Mota e Cardoso propõem, em 2005, a inserção de uma quarta fase
na evolução
dos estudos dialetais, que se iniciaria a partir da
implementação do Projeto Atlas
Linguístico do Brasil, considerando-se a inovação metodológica
empreendida pelo
projeto ALiB, ao incorporar alguns princípios utilizados pela
sociolinguística e
configurar-se como um atlas linguístico pluridimensional.

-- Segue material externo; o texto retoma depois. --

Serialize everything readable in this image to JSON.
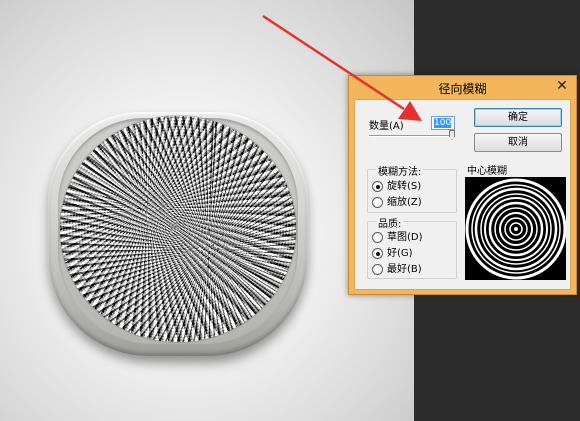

2.1 A PRODUÇÃO DE ATLAS LINGUÍSTICOS NO BRASIL
Quando da publicação do Guia para estudos dialectológicos
(1957), Serafim da
Silva Neto defende a criação de uma mentalidade dialetológica e
chama atenção para a
necessidade e urgência em se estudarem os falares brasileiros,
definido as tarefas
consideradas urgentes para o avanço da dialetologia no Brasil.
Dentre essas atividades
elencadas por Silva Neto está a produção de atlas linguísticos
regionais, proposta essa
também defendida por outros dialetólogos de renome como Antenor
Nascentes e Celso
Cunha.
Em suas Bases para a elaboração do atlas linguístico do Brasil,
em 1958,
Antenor Nascentes elenca as vantagens de um atlas feito para
todo o país, todavia
reconhece a impossibilidade da realização de um projeto dessa
dimensão, devido a
alguns fatores como a amplitude do nosso território, ausência de
pesquisadores
preparados para tal fim, dificuldade de acesso às diferentes
regiões do Brasil, dentre
outros que impediriam a concretização dessa empreitada.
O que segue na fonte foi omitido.